JDBC for transaction management

Keywords: Java JDBC SQL Database MySQL

JDBC for transaction management

There are four characteristics of a transaction:
Atomicity: refers to that the operations contained in a transaction are regarded as a logical unit
Consistency: the database is in a consistent state before and after the start
Isolation: multiple transactions modified to the database are isolated from each other
The impact on the system after the completion of a persistent transaction is permanent

 

Here is an example: there are two tables, one is the user table and the other is the address table. The user table and the address table are associated through the user ID. Now, to insert a person's information, I need to insert data into two tables, as follows:

insert into tbl_user(id,name,password,email)
                   values(10,'xiongda','123','xiongda@qq.com')
insert into tbl_address(id,city,country,user_id)
                   values(1,'hangzhou','china',10)

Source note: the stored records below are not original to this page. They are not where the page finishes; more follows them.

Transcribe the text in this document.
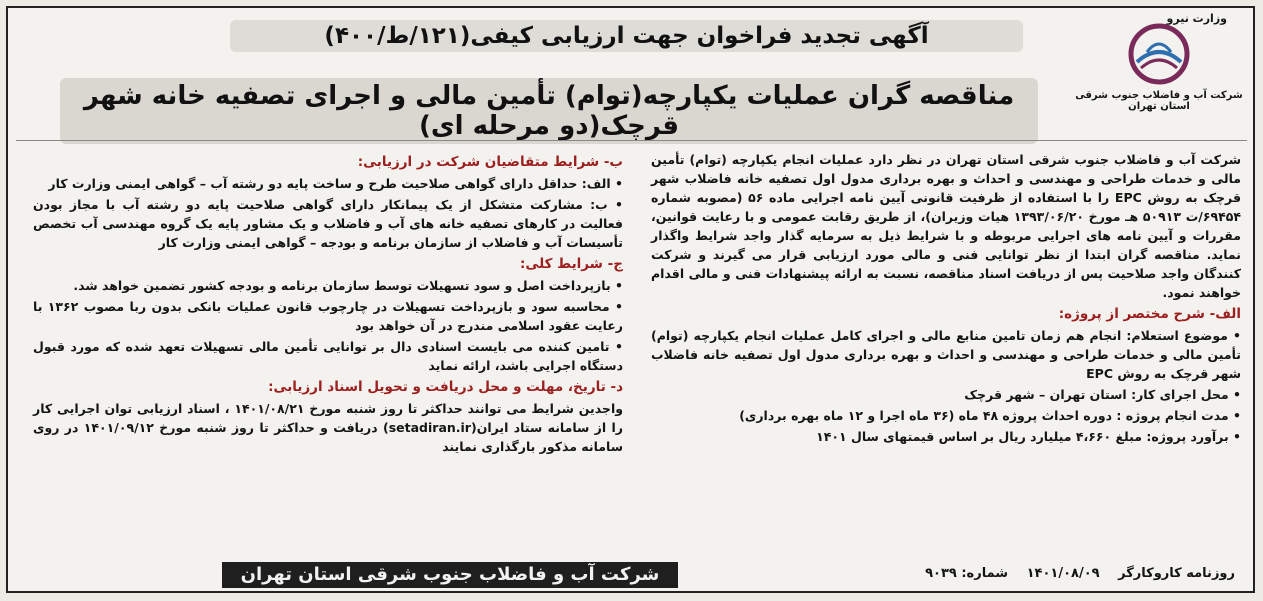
وزارت نیرو
شرکت آب و فاضلاب جنوب شرقی استان تهران
آگهی تجدید فراخوان جهت ارزیابی کیفی(۱۲۱/ط/۴۰۰)
مناقصه گران عملیات یکپارچه(توام) تأمین مالی و اجرای تصفیه خانه شهر قرچک(دو مرحله ای)

شرکت آب و فاضلاب جنوب شرقی استان تهران در نظر دارد عملیات انجام یکپارچه (توام) تأمین مالی و خدمات طراحی و مهندسی و احداث و بهره برداری مدول اول تصفیه خانه فاضلاب شهر قرچک به روش EPC را با استفاده از ظرفیت قانونی آیین نامه اجرایی ماده ۵۶ (مصوبه شماره ۶۹۴۵۴/ت ۵۰۹۱۳ هـ مورخ ۱۳۹۳/۰۶/۲۰ هیات وزیران)، از طریق رقابت عمومی و با رعایت قوانین، مقررات و آیین نامه های اجرایی مربوطه و با شرایط ذیل به سرمایه گذار واجد شرایط واگذار نماید. مناقصه گران ابتدا از نظر توانایی فنی و مالی مورد ارزیابی قرار می گیرند و شرکت کنندگان واجد صلاحیت پس از دریافت اسناد مناقصه، نسبت به ارائه پیشنهادات فنی و مالی اقدام خواهند نمود.

الف- شرح مختصر از پروژه:

• موضوع استعلام: انجام هم زمان تامین منابع مالی و اجرای کامل عملیات انجام یکپارچه (توام) تأمین مالی و خدمات طراحی و مهندسی و احداث و بهره برداری مدول اول تصفیه خانه فاضلاب شهر قرچک به روش EPC

• محل اجرای کار: استان تهران – شهر قرچک

• مدت انجام پروژه : دوره احداث پروژه ۴۸ ماه (۳۶ ماه اجرا و ۱۲ ماه بهره برداری)

• برآورد پروژه: مبلغ ۴،۶۶۰ میلیارد ریال بر اساس قیمتهای سال ۱۴۰۱

ب- شرایط متقاضیان شرکت در ارزیابی:

• الف: حداقل دارای گواهی صلاحیت طرح و ساخت پایه دو رشته آب – گواهی ایمنی وزارت کار

• ب: مشارکت متشکل از یک پیمانکار دارای گواهی صلاحیت پایه دو رشته آب با مجاز بودن فعالیت در کارهای تصفیه خانه های آب و فاضلاب و یک مشاور پایه یک گروه مهندسی آب تخصص تأسیسات آب و فاضلاب از سازمان برنامه و بودجه – گواهی ایمنی وزارت کار

ج- شرایط کلی:

• بازپرداخت اصل و سود تسهیلات توسط سازمان برنامه و بودجه کشور تضمین خواهد شد.

• محاسبه سود و بازپرداخت تسهیلات در چارچوب قانون عملیات بانکی بدون ربا مصوب ۱۳۶۲ با رعایت عقود اسلامی مندرج در آن خواهد بود

• تامین کننده می بایست اسنادی دال بر توانایی تأمین مالی تسهیلات تعهد شده که مورد قبول دستگاه اجرایی باشد، ارائه نماید

د- تاریخ، مهلت و محل دریافت و تحویل اسناد ارزیابی:

واجدین شرایط می توانند حداکثر تا روز شنبه مورخ ۱۴۰۱/۰۸/۲۱ ، اسناد ارزیابی توان اجرایی کار را از سامانه ستاد ایران(setadiran.ir) دریافت و حداکثر تا روز شنبه مورخ ۱۴۰۱/۰۹/۱۲ در روی سامانه مذکور بارگذاری نمایند

شرکت آب و فاضلاب جنوب شرقی استان تهران	روزنامه کاروکارگر ۱۴۰۱/۰۸/۰۹ شماره: ۹۰۳۹
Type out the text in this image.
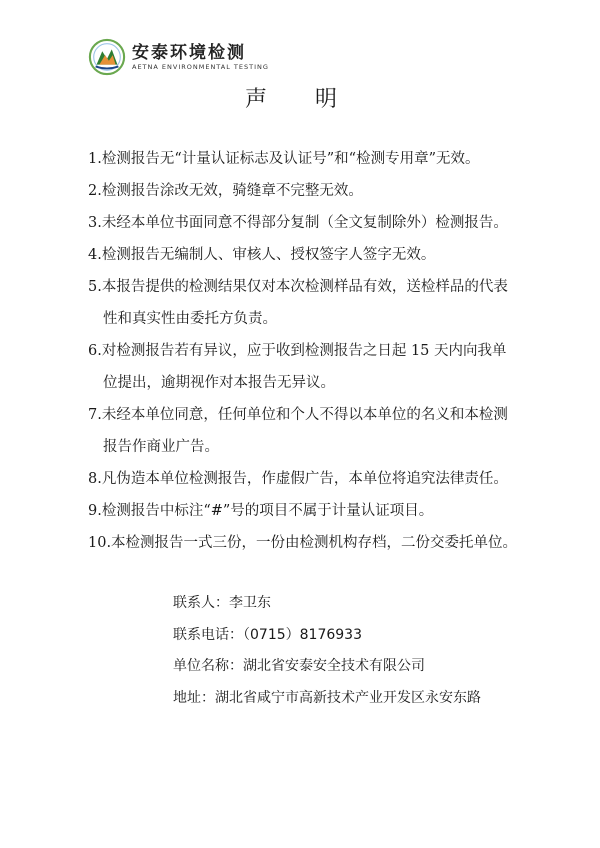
安泰环境检测
AETNA ENVIRONMENTAL TESTING
声明
1.检测报告无“计量认证标志及认证号”和“检测专用章”无效。
2.检测报告涂改无效，骑缝章不完整无效。
3.未经本单位书面同意不得部分复制（全文复制除外）检测报告。
4.检测报告无编制人、审核人、授权签字人签字无效。
5.本报告提供的检测结果仅对本次检测样品有效，送检样品的代表
性和真实性由委托方负责。
6.对检测报告若有异议，应于收到检测报告之日起 15 天内向我单
位提出，逾期视作对本报告无异议。
7.未经本单位同意，任何单位和个人不得以本单位的名义和本检测
报告作商业广告。
8.凡伪造本单位检测报告，作虚假广告，本单位将追究法律责任。
9.检测报告中标注“#”号的项目不属于计量认证项目。
10.本检测报告一式三份，一份由检测机构存档，二份交委托单位。
联系人：李卫东
联系电话：（0715）8176933
单位名称：湖北省安泰安全技术有限公司
地址：湖北省咸宁市高新技术产业开发区永安东路
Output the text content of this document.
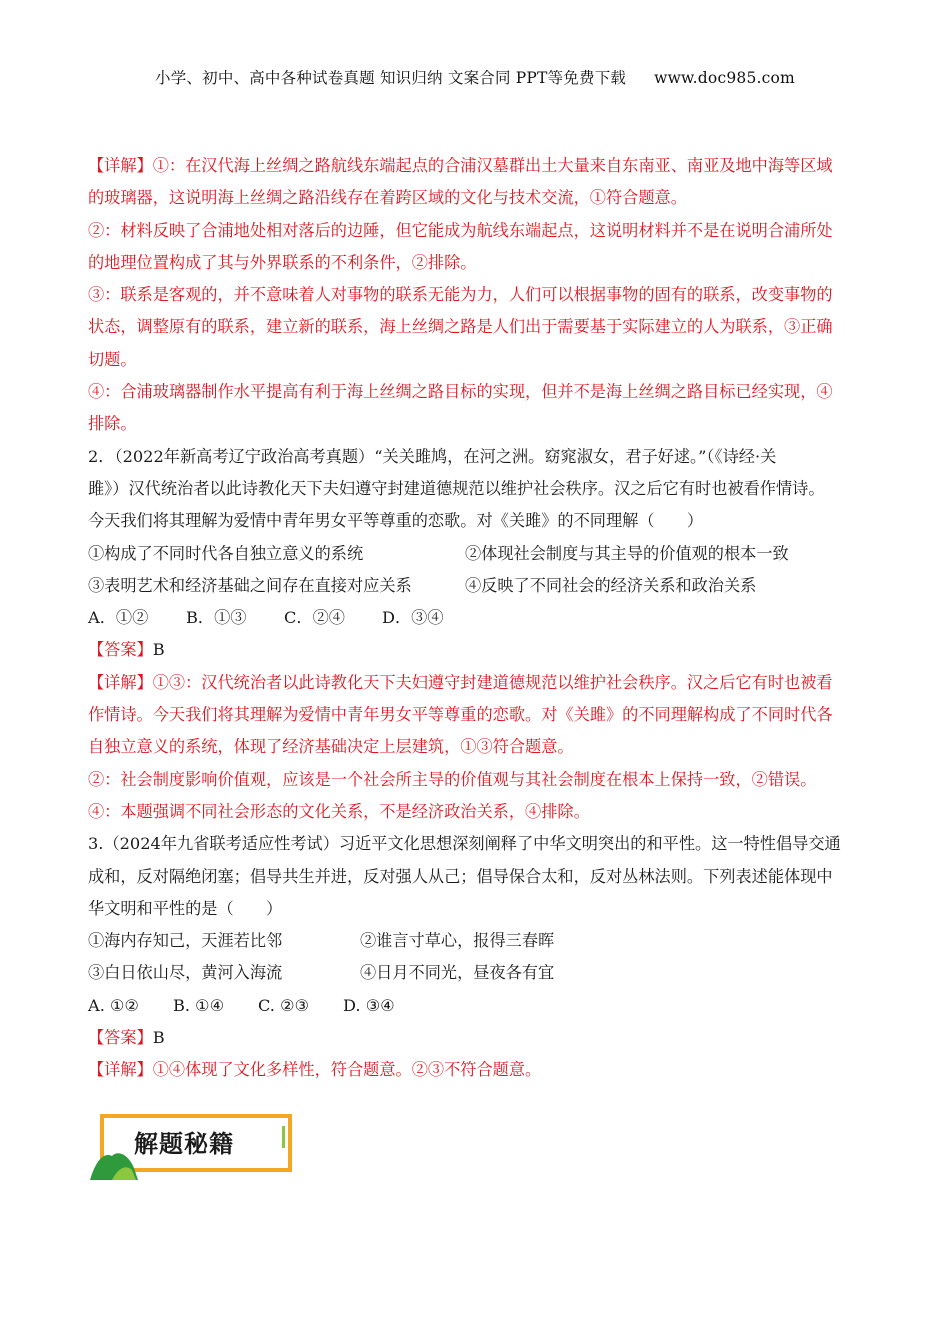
小学、初中、高中各种试卷真题 知识归纳 文案合同 PPT等免费下载 www.doc985.com
【详解】①：在汉代海上丝绸之路航线东端起点的合浦汉墓群出土大量来自东南亚、南亚及地中海等区域
的玻璃器，这说明海上丝绸之路沿线存在着跨区域的文化与技术交流，①符合题意。
②：材料反映了合浦地处相对落后的边陲，但它能成为航线东端起点，这说明材料并不是在说明合浦所处
的地理位置构成了其与外界联系的不利条件，②排除。
③：联系是客观的，并不意味着人对事物的联系无能为力，人们可以根据事物的固有的联系，改变事物的
状态，调整原有的联系，建立新的联系，海上丝绸之路是人们出于需要基于实际建立的人为联系，③正确
切题。
④：合浦玻璃器制作水平提高有利于海上丝绸之路目标的实现，但并不是海上丝绸之路目标已经实现，④
排除。
2．（2022年新高考辽宁政治高考真题）“关关雎鸠，在河之洲。窈窕淑女，君子好逑。”（《诗经·关
雎》）汉代统治者以此诗教化天下夫妇遵守封建道德规范以维护社会秩序。汉之后它有时也被看作情诗。
今天我们将其理解为爱情中青年男女平等尊重的恋歌。对《关雎》的不同理解（　　）
①构成了不同时代各自独立意义的系统	②体现社会制度与其主导的价值观的根本一致
③表明艺术和经济基础之间存在直接对应关系	④反映了不同社会的经济关系和政治关系
A．①②	B．①③	C．②④	D．③④
【答案】B
【详解】①③：汉代统治者以此诗教化天下夫妇遵守封建道德规范以维护社会秩序。汉之后它有时也被看
作情诗。今天我们将其理解为爱情中青年男女平等尊重的恋歌。对《关雎》的不同理解构成了不同时代各
自独立意义的系统，体现了经济基础决定上层建筑，①③符合题意。
②：社会制度影响价值观，应该是一个社会所主导的价值观与其社会制度在根本上保持一致，②错误。
④：本题强调不同社会形态的文化关系，不是经济政治关系，④排除。
3.（2024年九省联考适应性考试）习近平文化思想深刻阐释了中华文明突出的和平性。这一特性倡导交通
成和，反对隔绝闭塞；倡导共生并进，反对强人从己；倡导保合太和，反对丛林法则。下列表述能体现中
华文明和平性的是（　　）
①海内存知己，天涯若比邻	②谁言寸草心，报得三春晖
③白日依山尽，黄河入海流	④日月不同光，昼夜各有宜
A. ①②	B. ①④	C. ②③	D. ③④
【答案】B
【详解】①④体现了文化多样性，符合题意。②③不符合题意。
解题秘籍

When there is a problem, the id of the second statement is duplicate with other data in the table, and there is a primary key conflict. Without transaction management, the user table can only insert data, but the address table cannot.

We regard the insert operation of these two tables as a transaction, which also destroys the consistency of the transaction.

So we need to either insert them all or not, that is, to satisfy the atomicity of transactions.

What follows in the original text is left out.